La Commissione Ue ha avviato una procedura d’infrazione nei confronti dell’Italia e di altri nove Paesi per non aver pienamente recepito la direttiva comunitaria sui lavoratori stagionali, volta ad assicurare condizioni di vita e di lavoro dignitose, pari diritti e una tutela sufficiente dallo sfruttamento.
Garantire il pieno rispetto della direttiva è un presupposto importante per attrarre nell’Ue la manodopera necessaria per il lavoro stagionale ed eventualmente anche per contribuire a ridurre la migrazione irregolare, evidenzia Bruxelles.
L’Italia finisce nel mirino dell’Ue anche per le condizioni di lavoro discriminatorie nel settore pubblico e l’abuso dei contratti a tempo determinato, rileva un’Ansa. Bruxelles ha inviato a Roma un parere motivato, secondo passaggio della procedura già avviata nel luglio 2019, evidenziando che la normativa italiana non previene né sanziona in misura sufficiente l’utilizzo abusivo di una successione di contratti a tempo determinato, per diverse categorie di lavoratori del settore pubblico.
Il riferimento è alla direttiva 1999/79/CE che impone di non discriminare a danno dei lavoratori a tempo determinato e obbliga gli Stati membri a disporre di misure atte a prevenire e sanzionare l’utilizzo abusivo di contratti o rapporti di lavoro a tempo determinato.
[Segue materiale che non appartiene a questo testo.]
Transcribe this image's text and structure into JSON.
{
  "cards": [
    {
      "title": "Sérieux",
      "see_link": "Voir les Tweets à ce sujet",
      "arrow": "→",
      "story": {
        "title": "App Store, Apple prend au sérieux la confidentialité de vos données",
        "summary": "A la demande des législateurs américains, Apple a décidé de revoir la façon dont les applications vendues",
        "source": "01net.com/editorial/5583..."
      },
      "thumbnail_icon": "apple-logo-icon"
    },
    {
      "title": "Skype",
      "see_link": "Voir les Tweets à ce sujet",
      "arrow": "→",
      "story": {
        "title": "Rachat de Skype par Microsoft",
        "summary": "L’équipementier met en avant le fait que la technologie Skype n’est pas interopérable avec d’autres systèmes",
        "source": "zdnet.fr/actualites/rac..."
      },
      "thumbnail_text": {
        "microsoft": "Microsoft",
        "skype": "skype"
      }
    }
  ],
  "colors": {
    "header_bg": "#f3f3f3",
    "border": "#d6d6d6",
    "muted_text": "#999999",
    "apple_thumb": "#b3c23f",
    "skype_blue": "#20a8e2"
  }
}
Secondo Bruxelles, la legge italiana non previene né sanziona in misura sufficiente l’utilizzo abusivo di una successione di contratti a tempo determinato per diverse categorie di lavoratori del settore pubblico in Italia. Tra questi, insegnanti e personale amministrativo, tecnico e ausiliario della scuola pubblica, operatori sanitari, lavoratori del settore dell’alta formazione artistica, musicale e coreutica e del settore operistico, personale degli istituti pubblici di ricerca, lavoratori forestali e volontari dei vigili del fuoco nazionali.
Peraltro alcuni di questi lavoratori hanno anche condizioni di lavoro meno favorevoli rispetto ai lavoratori a tempo indeterminato, situazione che costituisce una discriminazione e contravviene al diritto dell’Unione.
La Commissione aveva avviato la procedura di infrazione già nel luglio 2019 con una lettera di costituzione in mora inviata alle autorità italiane, seguita da un’ulteriore lettera nel dicembre 2020. L’Italia ha poi fornito le spiegazioni richieste che non hanno soddisfatto la Commissione, ritenendole non soddisfacenti dando seguito all’esame con un parere motivato.
L’Italia avrà die mesi di tempo per colmare le carenze evidenziate dalla Commissione, trascorsi i quali, la Commissione potrà decidere di interessare direttamente la Corte di giustizia Ue.